Lo anterior, estadísticamente, causa un gran impacto y por ello, el hombre al momento de acudir a una asesoría jurídica respecto del emplazamiento a juicio que le ha llegado, cree que es imposible para él obtener la guarda y custodia de los hijos cuando éstos aún no han cumplido la edad de 12 años, en la que podrían emitir una opinión más objetiva ante una autoridad judicial, sobre quién sería el más apto de sus progenitores para ejercer su guarda y custodia, para ser sujeto de un estudio psicológico y hasta psiquiátrico para descubrir si está siendo alienado por su progenitora en contra de su progenitor y, en su caso, llevar a cabo una convivencia efectiva por la que se podría determinar que no existe problema alguno en la misma y que por tanto, también el progenitor es apto para ejercer la guarda y custodia.

Derivado de ello, en nuestro país se continúa tratando de modificar el hecho, de que en los códigos civiles de cada entidad federativa, se de preferencia a la madre por el simple hecho de suponer que tiene mayor aptitud para el cuidado y crianza de los hijos, pero como se hizo saber en el año 2023, por las investigadoras Sánchez Castro y Puente Montemayor, integrantes del grupo Legislativo de Movimiento Ciudadano, perteneciente a la LXXVI Legislatura, que “…no obstante que la Convención sobre los Derechos del Niño, tratado internacional de derechos humanos de carácter sectorial, del cual México es parte, establece como un derecho fundamental del niño l convivencia plena e ilimitada con ambos progenitores así como el derecho a que su opinión será tomada en cuenta en todo proceso judicial en que el menor se vea involucrado.”[5]

Es por ello, que resulta necesario realizar campañas de información dirigidas a padres de familia (en este caso a los progenitores), a efecto de hacerles saber que no es imposible que obtengan la guarda y custodia de sus hijos menores de edad, sino que ofertando las pruebas necesarias e idóneas para hacer notar a un juez de lo familiar, que son aptos para ejercer la guarda y custodia de sus hijos y con ello éste tenga los elementos necesarios para juzgar con perspectiva y sin perjuicio de género, permitiendo al hombre ejercer su paternidad en plenitud, cumplir con sus obligaciones de crianza y convivir en armonía con los hijos habidos en el matrimonio.

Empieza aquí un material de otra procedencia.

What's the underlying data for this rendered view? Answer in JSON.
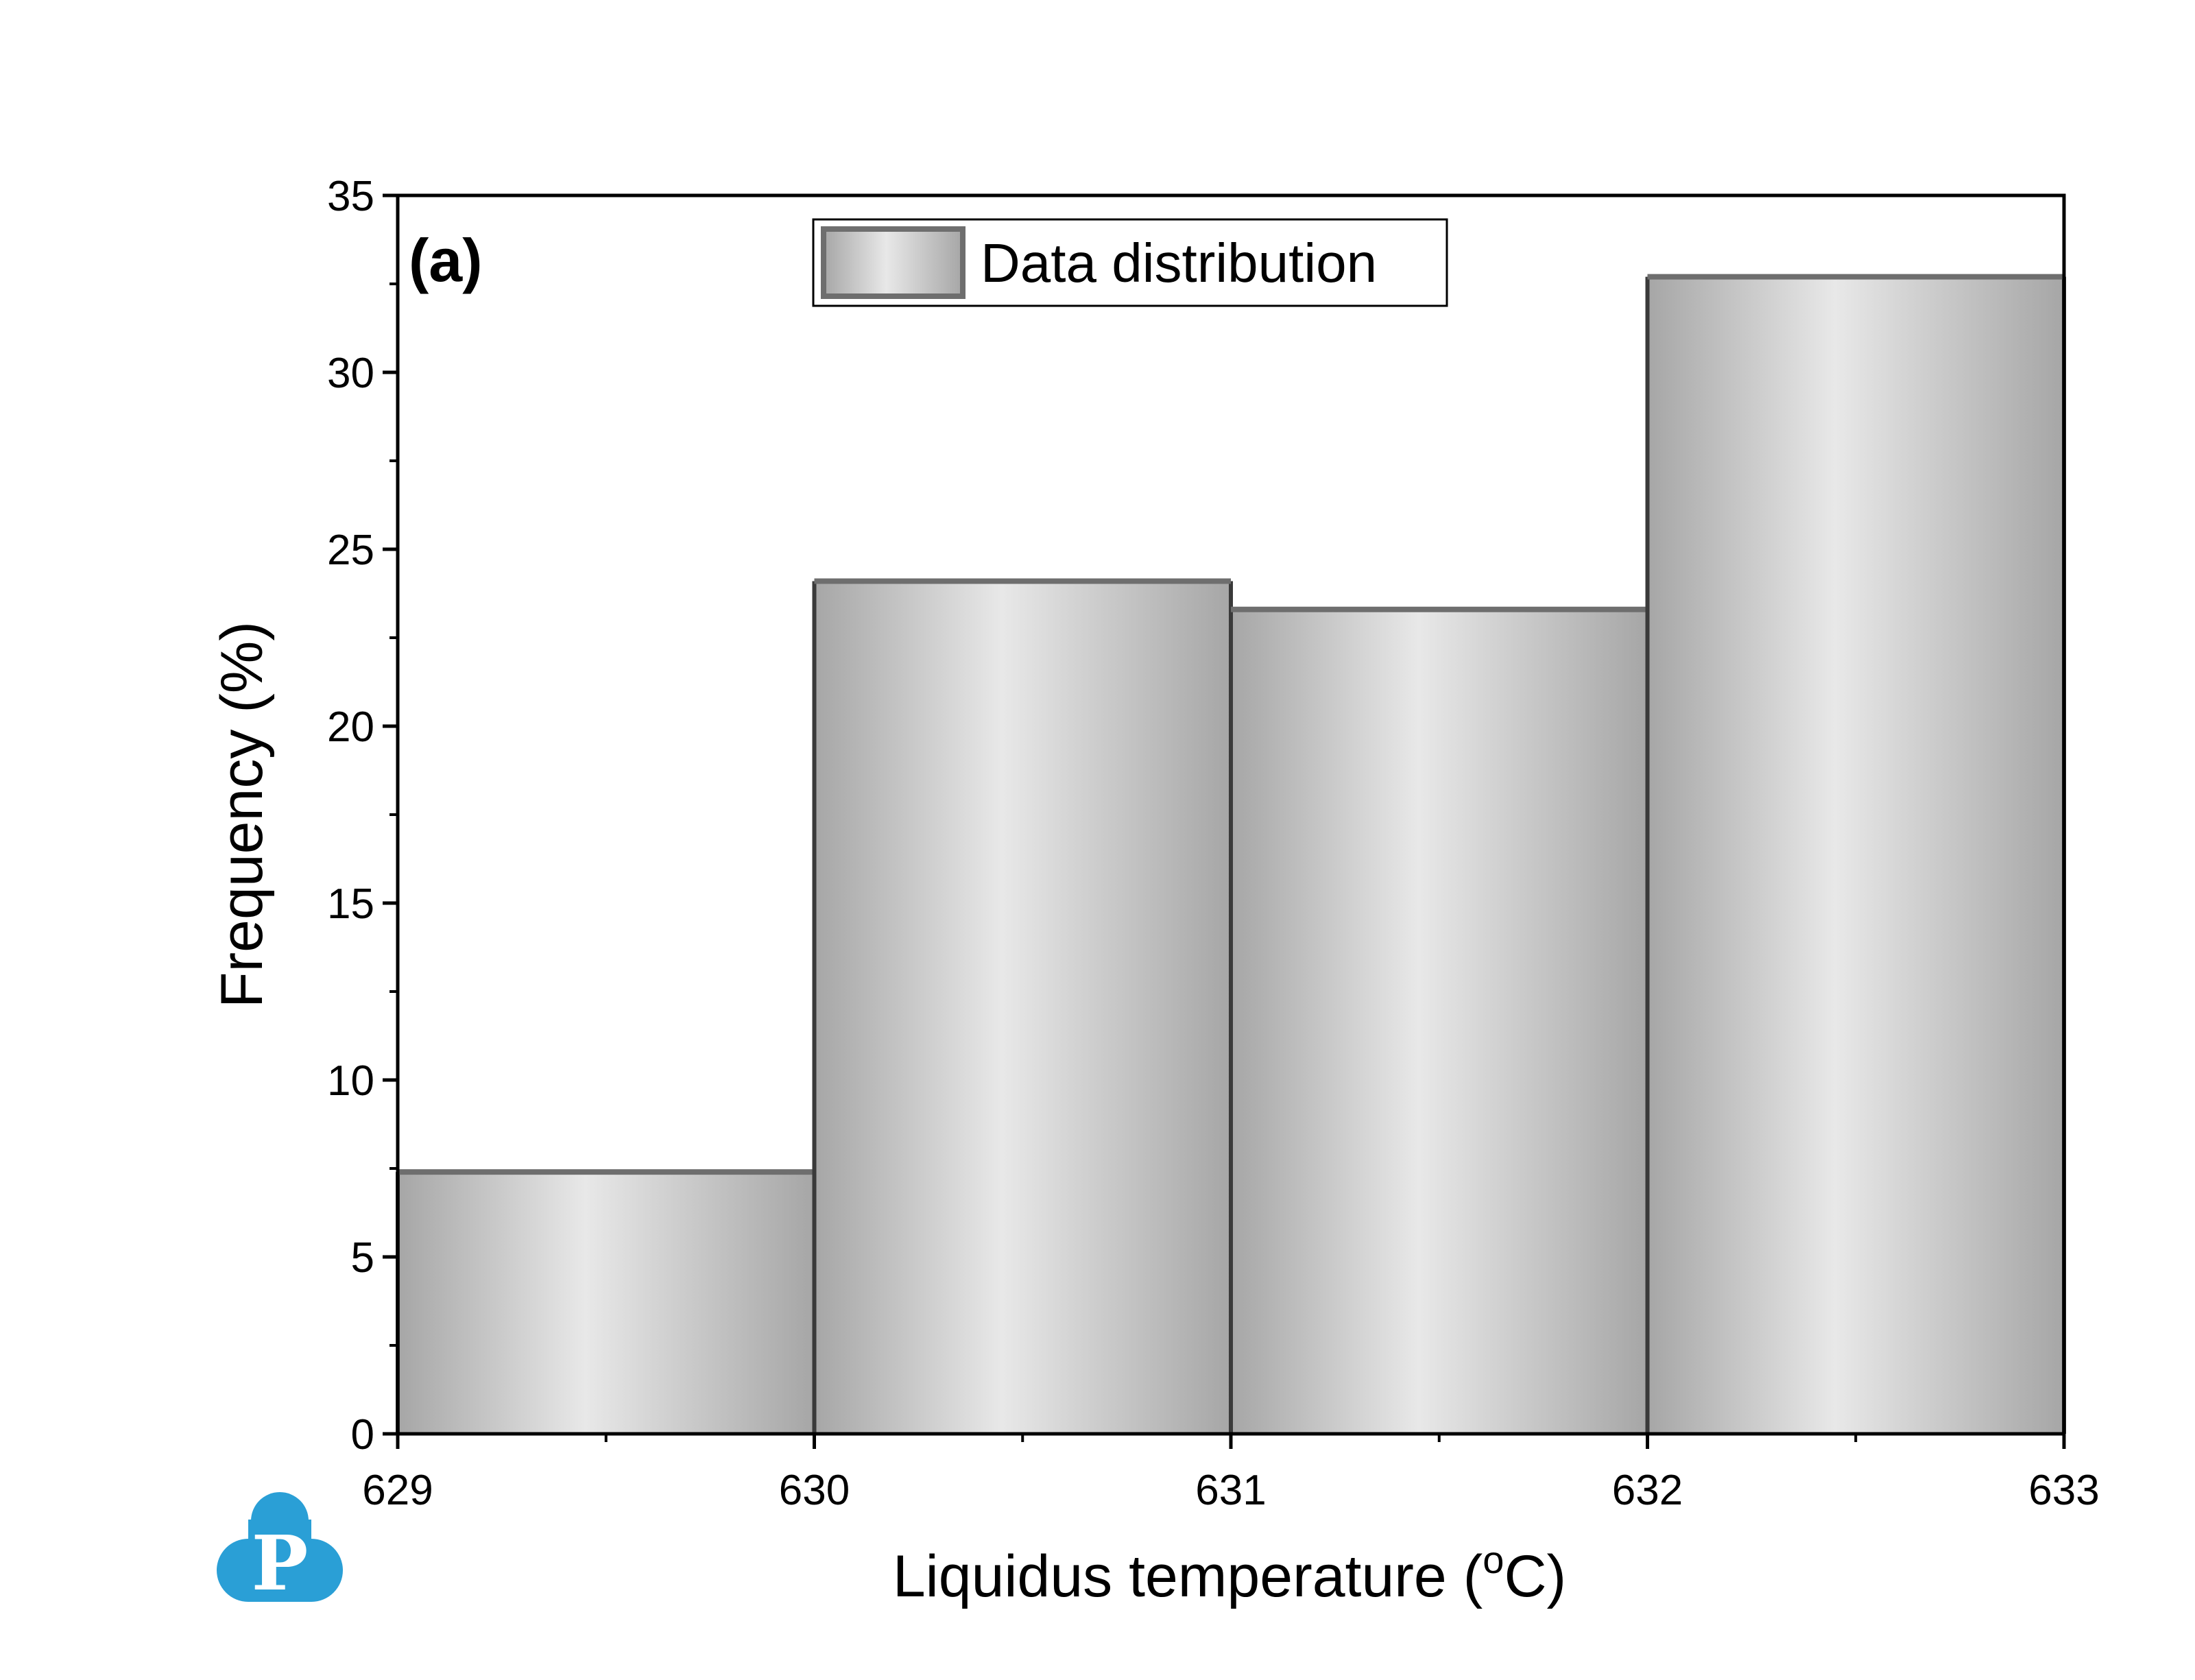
{
  "chart_data": {
    "type": "bar",
    "panel_label": "(a)",
    "xlabel_main": "Liquidus temperature (",
    "xlabel_sup": "o",
    "xlabel_end": "C)",
    "ylabel": "Frequency (%)",
    "bins": [
      {
        "start": 629,
        "end": 630,
        "value": 7.4
      },
      {
        "start": 630,
        "end": 631,
        "value": 24.1
      },
      {
        "start": 631,
        "end": 632,
        "value": 23.3
      },
      {
        "start": 632,
        "end": 633,
        "value": 32.7
      }
    ],
    "series": [
      {
        "name": "Data distribution"
      }
    ],
    "xlim": [
      629,
      633
    ],
    "ylim": [
      0,
      35
    ],
    "x_ticks": [
      629,
      630,
      631,
      632,
      633
    ],
    "x_tick_labels": [
      "629",
      "630",
      "631",
      "632",
      "633"
    ],
    "y_ticks": [
      0,
      5,
      10,
      15,
      20,
      25,
      30,
      35
    ],
    "y_tick_labels": [
      "0",
      "5",
      "10",
      "15",
      "20",
      "25",
      "30",
      "35"
    ],
    "grid": false,
    "legend_position": "top-center"
  },
  "colors": {
    "bar_edge": "#3a3a3a",
    "bar_top": "#6e6e6e",
    "gradient_dark": "#a6a6a6",
    "gradient_light": "#e8e8e8",
    "logo_blue": "#2a9fd6"
  },
  "logo": {
    "icon": "cloud-p-logo-icon",
    "letter": "P"
  }
}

[1] Pérez Contreras, M.M. (2011 mayo-agosto). “Reflexiones en torno a la custodia de los hijos. La custodia compartida y las reformas de 2004”. Boletín Mexicano de Derecho Comparado. Revista Jurídica, número 116.

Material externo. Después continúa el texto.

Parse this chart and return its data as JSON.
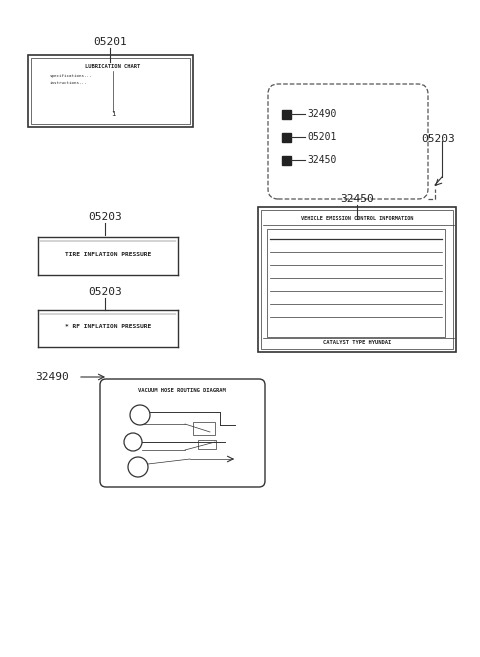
{
  "bg_color": "#ffffff",
  "line_color": "#333333",
  "text_color": "#222222",
  "labels": {
    "lube_chart": {
      "part": "05201",
      "text": "LUBRICATION CHART"
    },
    "tire_pressure": {
      "part": "05203",
      "text": "TIRE INFLATION PRESSURE"
    },
    "oil_pressure": {
      "part": "05203",
      "text": "* RF INFLATION PRESSURE"
    },
    "vacuum_hose": {
      "part": "32490",
      "text": "VACUUM HOSE ROUTING DIAGRAM"
    },
    "legend_box": {
      "parts": [
        "32490",
        "05201",
        "32450"
      ],
      "part_label": "05203"
    },
    "emission_control": {
      "part": "32450",
      "text": "VEHICLE EMISSION CONTROL INFORMATION",
      "subtext": "CATALYST TYPE HYUNDAI"
    }
  }
}
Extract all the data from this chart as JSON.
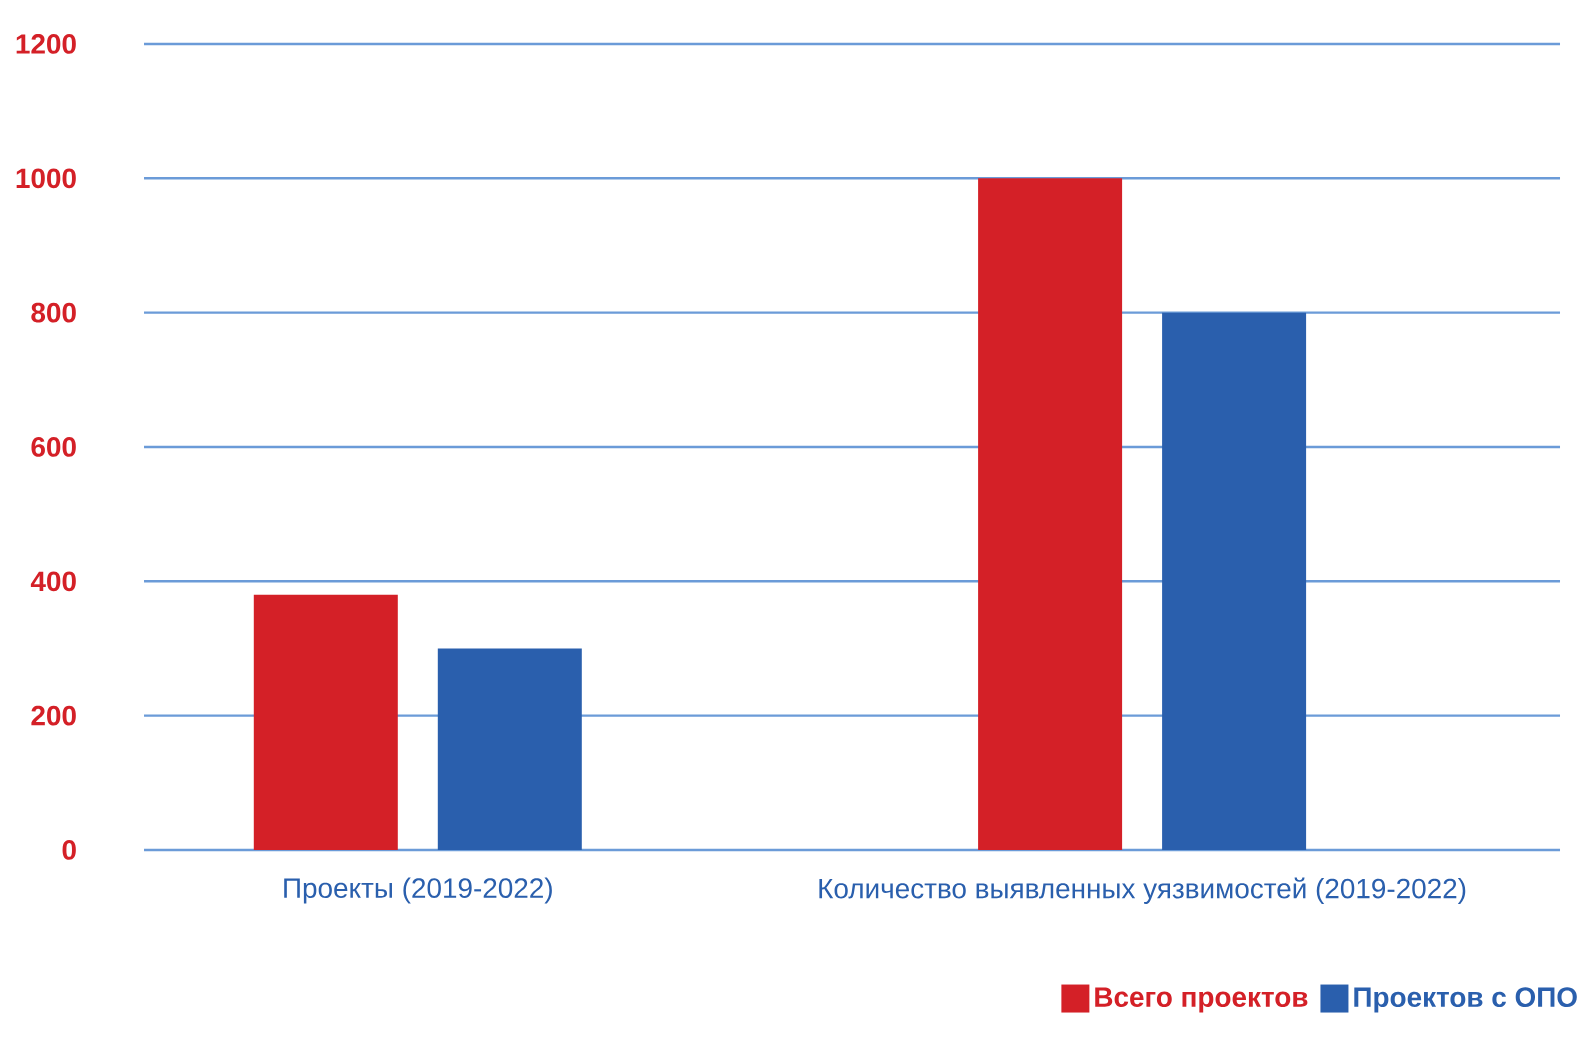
{
  "chart_data": {
    "type": "bar",
    "categories": [
      "Проекты (2019-2022)",
      "Количество выявленных уязвимостей (2019-2022)"
    ],
    "series": [
      {
        "name": "Всего проектов",
        "color": "#d42027",
        "values": [
          380,
          1000
        ]
      },
      {
        "name": "Проектов с ОПО",
        "color": "#2a5fad",
        "values": [
          300,
          800
        ]
      }
    ],
    "ylim": [
      0,
      1200
    ],
    "yticks": [
      0,
      200,
      400,
      600,
      800,
      1000,
      1200
    ],
    "grid": "y",
    "legend": "bottom right"
  }
}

[2] Caballero Ochoa, J.L. (2022). Las dimensiones de la igualdad en la guarda y custodia de hijas e hijos. Análisis del AR 1968/2017. Igualdad y no discriminación. Comentarios a las sentencias de la SCJN.

[3] Principio de igualdad entre hombres y mujeres. El otorgamiento de la guarda y custodia de un menor de edad no debe estar basado en el prejuicio de género. Tesis: 1ª XCV/2012 (10ª.), Semanario Judicial de la Federación y su Gaceta, Décima Época, Primera Sala, Libro VIII, mayo de 2012, Tomo 1, p. 1112, tesis aislada (constitucional).

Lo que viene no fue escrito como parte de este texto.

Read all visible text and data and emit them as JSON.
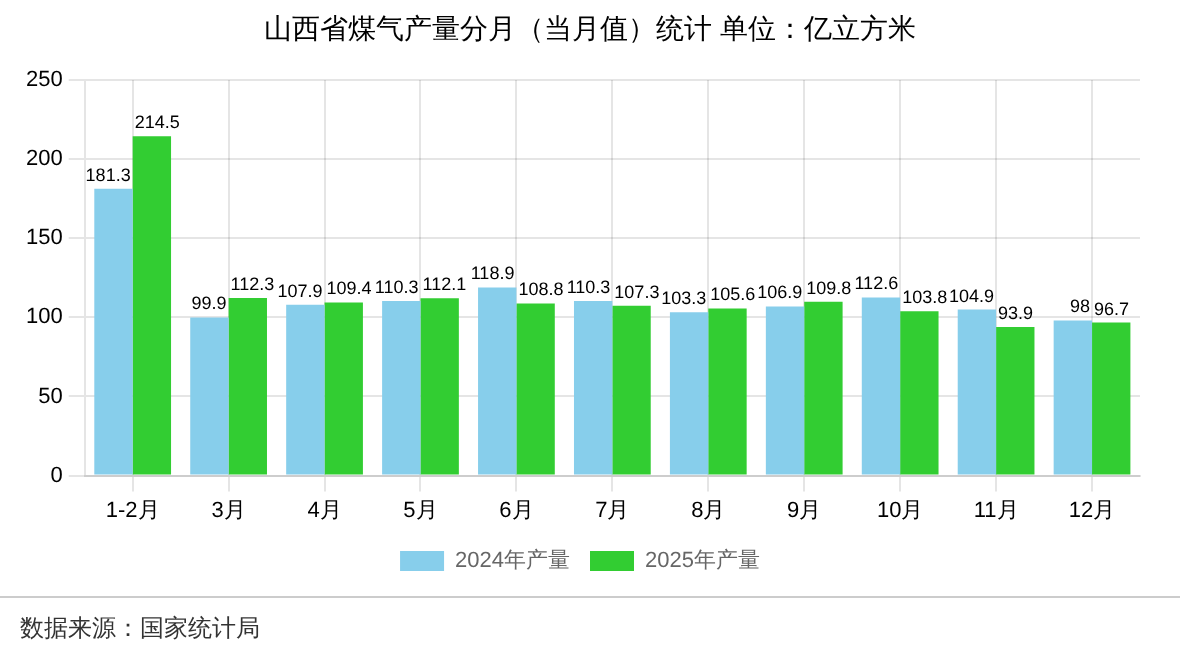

[4] Instituto Nacional de Estadística y Geografía. Estadística de divorcios 2023. Comunicado de prensa número 571/24. 27 de septiembre de 2024, página 1/14.

[5] Sánchez Castro; Puente Montemayor (2018) Iniciativa de reforma al artículo 414 BIS del Código Civil para el Estado de Nuevo León y artículo 1076 del Código de Procedimientos Civiles para el Estado de Nuevo León.